Ora: si capisce che anche Miss America 2.0 (sic) in ossequio all’infinita ondata del #metoo voglia recepire istanze che con la bellezza c’entrano poco o nulla: via la parola “concorrenti”, largo alle “candidate”, via perfino la parola “bellezza” e largo a “leadership”, “talento”, “capacità”, “intelligenza”. Ma a che pro sostituire alle dimensioni di busto, vita e fianchi quelle del Qi quando il meccanismo è sempre lo stesso, riparare le ingiustizie storiche con una coroncina tra i capelli, proiettare sul corpo della donna l’agendina valoriale del XXI secolo? Ha fatto il giro del mondo la «gioia incontenibile» della reginetta che arriva seconda e abbraccia la rivale a Miss Mondo 2019: il titolo se l’è aggiudicato miss Giamaica aspirante medico, ma lei, miss Nigeria di professione modella che saltellava sul palco festeggiando l’amica è già diventata la “vincitrice morale” dell’universo: «Nel 2020 quando un vostro amico o un’amica comincerà una nuova attività o avrà successo per qualcosa che è anche la vostra passione, siate la sua Miss Nigeria», recitano le cartoline diffuse sui social sulla ragazza capace di celebrare «quest’Africa orgogliosa e consapevole che esce dai confini e dai cliché».

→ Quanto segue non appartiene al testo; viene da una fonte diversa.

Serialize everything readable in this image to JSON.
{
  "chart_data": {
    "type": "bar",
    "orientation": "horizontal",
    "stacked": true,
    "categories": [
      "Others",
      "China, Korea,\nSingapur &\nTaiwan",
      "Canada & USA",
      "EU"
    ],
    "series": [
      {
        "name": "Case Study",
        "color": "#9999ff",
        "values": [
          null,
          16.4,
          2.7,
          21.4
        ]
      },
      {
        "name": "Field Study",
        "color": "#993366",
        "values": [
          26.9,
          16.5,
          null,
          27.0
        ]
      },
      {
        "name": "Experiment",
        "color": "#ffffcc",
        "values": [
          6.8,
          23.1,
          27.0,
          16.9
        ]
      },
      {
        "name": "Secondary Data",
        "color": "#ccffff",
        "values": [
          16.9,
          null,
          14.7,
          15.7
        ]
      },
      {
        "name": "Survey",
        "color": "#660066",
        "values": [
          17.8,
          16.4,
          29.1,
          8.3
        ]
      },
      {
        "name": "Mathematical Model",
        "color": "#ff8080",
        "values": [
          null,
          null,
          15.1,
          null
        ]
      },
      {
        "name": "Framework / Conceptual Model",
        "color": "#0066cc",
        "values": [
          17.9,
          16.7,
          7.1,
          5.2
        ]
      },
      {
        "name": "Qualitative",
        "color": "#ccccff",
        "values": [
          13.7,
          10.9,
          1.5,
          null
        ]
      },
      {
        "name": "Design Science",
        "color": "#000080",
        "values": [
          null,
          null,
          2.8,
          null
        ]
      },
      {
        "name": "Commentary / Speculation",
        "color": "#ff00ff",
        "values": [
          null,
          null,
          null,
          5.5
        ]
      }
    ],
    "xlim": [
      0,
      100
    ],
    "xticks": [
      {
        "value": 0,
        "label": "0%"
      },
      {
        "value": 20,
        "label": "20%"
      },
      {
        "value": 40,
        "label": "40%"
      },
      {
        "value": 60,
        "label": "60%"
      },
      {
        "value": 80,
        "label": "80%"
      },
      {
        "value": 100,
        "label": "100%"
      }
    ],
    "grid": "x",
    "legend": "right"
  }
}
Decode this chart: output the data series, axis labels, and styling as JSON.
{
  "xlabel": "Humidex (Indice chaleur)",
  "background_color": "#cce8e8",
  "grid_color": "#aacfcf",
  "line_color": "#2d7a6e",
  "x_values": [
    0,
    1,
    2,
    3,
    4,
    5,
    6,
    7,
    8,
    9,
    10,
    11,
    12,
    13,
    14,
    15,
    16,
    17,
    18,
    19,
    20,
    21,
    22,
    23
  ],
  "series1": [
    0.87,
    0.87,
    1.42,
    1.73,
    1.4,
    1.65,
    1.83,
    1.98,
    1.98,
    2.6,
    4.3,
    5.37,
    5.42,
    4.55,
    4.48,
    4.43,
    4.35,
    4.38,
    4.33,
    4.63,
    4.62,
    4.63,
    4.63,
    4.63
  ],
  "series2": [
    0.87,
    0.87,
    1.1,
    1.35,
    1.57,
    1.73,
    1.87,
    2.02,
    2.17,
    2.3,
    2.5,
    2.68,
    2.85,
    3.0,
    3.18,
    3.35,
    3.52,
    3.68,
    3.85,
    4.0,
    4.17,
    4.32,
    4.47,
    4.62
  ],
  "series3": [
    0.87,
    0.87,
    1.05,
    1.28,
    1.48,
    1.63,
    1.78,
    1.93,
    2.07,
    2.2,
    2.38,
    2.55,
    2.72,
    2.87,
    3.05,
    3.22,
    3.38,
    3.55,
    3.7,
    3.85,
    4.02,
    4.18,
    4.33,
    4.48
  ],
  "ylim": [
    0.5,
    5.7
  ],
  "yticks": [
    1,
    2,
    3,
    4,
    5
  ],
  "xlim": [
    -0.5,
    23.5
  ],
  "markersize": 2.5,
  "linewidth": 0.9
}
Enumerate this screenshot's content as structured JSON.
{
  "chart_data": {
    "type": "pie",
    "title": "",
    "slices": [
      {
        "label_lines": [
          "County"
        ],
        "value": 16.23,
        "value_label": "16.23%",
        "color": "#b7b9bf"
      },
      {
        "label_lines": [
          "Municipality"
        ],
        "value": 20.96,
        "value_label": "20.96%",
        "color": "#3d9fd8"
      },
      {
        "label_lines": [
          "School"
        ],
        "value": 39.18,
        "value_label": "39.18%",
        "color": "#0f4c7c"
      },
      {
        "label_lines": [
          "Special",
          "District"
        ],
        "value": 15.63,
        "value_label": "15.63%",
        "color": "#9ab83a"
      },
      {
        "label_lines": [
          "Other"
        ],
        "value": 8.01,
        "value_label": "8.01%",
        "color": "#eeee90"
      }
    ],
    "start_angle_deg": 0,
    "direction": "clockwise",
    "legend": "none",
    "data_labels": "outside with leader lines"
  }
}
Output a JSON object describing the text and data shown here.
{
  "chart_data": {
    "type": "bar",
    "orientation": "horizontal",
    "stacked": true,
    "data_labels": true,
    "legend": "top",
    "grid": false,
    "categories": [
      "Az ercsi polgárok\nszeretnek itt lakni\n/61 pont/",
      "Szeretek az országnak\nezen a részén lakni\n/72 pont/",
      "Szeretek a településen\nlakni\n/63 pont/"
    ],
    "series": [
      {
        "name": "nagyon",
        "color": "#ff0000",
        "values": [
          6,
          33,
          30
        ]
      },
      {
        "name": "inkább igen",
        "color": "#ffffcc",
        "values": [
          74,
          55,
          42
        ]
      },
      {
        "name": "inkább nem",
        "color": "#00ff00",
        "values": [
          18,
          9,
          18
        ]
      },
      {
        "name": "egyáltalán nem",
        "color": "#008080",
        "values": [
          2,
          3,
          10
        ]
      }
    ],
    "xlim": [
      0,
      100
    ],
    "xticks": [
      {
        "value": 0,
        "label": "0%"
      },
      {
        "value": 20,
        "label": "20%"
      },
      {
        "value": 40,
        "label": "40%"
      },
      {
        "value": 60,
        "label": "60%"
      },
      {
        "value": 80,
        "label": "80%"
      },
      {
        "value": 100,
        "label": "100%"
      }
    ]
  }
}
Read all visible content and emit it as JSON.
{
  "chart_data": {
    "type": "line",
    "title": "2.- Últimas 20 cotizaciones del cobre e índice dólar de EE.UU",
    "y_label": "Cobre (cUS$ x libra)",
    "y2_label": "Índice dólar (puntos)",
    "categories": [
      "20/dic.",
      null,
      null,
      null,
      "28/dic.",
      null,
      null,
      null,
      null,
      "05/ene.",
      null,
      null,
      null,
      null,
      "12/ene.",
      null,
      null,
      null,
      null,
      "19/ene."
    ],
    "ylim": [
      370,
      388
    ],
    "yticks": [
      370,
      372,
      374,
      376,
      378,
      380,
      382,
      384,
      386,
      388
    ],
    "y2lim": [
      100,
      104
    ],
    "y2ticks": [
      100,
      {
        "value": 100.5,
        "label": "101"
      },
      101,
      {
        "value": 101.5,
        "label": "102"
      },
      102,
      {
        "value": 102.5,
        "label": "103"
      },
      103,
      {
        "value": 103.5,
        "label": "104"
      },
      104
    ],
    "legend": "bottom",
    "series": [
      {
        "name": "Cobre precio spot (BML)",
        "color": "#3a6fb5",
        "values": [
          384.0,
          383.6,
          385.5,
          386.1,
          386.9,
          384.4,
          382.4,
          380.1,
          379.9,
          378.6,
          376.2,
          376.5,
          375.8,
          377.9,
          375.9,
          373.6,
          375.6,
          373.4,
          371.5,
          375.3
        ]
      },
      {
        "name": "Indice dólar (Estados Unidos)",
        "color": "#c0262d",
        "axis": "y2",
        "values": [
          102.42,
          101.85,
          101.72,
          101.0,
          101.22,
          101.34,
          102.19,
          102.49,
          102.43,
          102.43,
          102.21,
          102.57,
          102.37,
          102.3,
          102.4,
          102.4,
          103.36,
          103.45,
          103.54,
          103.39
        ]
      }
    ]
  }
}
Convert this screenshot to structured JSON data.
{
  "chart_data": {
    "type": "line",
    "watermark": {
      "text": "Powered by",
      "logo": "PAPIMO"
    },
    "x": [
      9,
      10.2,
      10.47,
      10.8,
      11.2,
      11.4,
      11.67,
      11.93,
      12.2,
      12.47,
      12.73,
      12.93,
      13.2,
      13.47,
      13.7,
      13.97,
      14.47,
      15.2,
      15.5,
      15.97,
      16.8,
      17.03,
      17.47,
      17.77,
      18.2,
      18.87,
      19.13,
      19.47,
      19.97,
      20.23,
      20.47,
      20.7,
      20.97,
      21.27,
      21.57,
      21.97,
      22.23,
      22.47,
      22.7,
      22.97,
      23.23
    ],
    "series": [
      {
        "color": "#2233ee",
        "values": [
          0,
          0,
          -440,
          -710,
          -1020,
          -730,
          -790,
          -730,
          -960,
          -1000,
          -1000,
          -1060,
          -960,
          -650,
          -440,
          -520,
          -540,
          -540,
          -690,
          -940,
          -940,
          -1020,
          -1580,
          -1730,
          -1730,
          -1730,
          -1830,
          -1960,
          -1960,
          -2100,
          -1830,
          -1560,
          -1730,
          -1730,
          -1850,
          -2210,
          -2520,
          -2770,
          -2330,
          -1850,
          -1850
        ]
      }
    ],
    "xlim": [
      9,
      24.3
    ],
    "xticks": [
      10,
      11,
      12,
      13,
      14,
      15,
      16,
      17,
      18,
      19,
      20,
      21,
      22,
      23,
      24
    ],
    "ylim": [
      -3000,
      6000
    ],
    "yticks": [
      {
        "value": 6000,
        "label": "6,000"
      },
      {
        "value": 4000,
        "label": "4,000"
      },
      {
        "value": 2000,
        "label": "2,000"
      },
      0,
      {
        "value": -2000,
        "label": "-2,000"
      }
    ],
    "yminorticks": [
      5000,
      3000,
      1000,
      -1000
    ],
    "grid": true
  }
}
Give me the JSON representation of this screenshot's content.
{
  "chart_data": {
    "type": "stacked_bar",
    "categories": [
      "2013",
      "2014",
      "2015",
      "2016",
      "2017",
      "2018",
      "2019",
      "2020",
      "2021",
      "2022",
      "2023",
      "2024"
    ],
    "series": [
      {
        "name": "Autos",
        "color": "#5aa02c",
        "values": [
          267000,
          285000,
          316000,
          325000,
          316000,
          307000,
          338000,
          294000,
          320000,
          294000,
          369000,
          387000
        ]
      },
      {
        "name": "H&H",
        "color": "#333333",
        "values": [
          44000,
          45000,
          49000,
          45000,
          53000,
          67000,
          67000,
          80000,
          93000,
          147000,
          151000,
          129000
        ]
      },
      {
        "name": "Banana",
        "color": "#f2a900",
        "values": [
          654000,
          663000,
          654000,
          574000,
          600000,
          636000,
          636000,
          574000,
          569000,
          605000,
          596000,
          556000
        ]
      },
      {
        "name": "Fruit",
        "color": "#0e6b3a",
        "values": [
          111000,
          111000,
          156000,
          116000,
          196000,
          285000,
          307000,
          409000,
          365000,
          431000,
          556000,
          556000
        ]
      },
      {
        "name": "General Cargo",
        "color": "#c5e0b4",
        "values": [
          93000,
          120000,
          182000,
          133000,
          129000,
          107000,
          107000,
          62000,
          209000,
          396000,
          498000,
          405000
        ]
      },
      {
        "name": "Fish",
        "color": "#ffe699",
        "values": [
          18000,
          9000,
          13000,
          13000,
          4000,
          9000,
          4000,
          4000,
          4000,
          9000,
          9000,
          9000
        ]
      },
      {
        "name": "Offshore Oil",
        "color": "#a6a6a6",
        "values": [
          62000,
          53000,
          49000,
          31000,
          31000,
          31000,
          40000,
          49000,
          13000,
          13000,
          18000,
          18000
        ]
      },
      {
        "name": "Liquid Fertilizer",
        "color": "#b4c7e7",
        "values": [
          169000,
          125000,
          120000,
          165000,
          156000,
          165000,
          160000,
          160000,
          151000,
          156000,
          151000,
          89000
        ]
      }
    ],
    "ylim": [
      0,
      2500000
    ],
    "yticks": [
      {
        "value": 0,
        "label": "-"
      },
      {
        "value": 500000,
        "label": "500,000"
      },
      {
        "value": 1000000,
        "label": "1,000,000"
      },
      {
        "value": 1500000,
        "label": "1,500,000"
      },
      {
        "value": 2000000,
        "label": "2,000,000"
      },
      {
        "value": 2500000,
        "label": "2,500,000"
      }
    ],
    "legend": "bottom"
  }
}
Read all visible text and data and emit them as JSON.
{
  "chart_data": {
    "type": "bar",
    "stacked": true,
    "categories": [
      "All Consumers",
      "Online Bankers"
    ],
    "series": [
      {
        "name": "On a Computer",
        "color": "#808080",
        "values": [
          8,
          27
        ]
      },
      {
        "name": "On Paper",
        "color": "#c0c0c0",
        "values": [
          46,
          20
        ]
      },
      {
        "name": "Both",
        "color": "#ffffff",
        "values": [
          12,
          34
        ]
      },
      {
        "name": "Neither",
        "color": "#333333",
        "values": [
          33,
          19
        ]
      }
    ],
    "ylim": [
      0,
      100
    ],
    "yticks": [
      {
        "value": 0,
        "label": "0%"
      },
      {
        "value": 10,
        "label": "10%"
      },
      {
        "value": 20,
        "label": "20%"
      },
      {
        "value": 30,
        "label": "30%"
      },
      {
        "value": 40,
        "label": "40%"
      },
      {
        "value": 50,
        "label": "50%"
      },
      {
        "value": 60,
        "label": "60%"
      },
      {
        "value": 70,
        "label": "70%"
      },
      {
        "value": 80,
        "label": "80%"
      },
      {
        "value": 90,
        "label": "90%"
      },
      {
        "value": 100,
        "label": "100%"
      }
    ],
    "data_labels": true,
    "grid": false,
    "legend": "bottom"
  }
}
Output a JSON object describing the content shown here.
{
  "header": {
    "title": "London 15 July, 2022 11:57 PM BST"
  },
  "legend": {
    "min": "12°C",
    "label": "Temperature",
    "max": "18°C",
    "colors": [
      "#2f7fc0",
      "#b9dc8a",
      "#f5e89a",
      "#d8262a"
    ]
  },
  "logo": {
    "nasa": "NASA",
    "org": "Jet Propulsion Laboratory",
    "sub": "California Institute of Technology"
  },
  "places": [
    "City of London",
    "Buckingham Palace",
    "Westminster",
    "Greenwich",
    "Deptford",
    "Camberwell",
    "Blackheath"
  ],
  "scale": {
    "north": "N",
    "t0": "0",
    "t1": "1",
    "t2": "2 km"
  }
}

LE MISS STRAIMPEGNATE, IL PUBBLICO UN PO’ MENO

Ricapitolando: per essere una donna degna di essere una Miss oggi bisogna essere belle dentro, brave, educative, possibilmente nere, preferibilmente laureate, sicuramente impegnate, consapevoli, altruiste senza confini, incarnare la correzione politicamente corretta di tutti i mali del passato. Roba da far sembrare la pace nel mondo una bazzecola alla portata di quell’utente che non avendo un master in liberazione dai cliché e distruzione degli stereotipi, all’incoronazione della dottoressa Schrier ha commentato: «Preferivo Miss Georgia. Mi piacciono di più i capelli corti».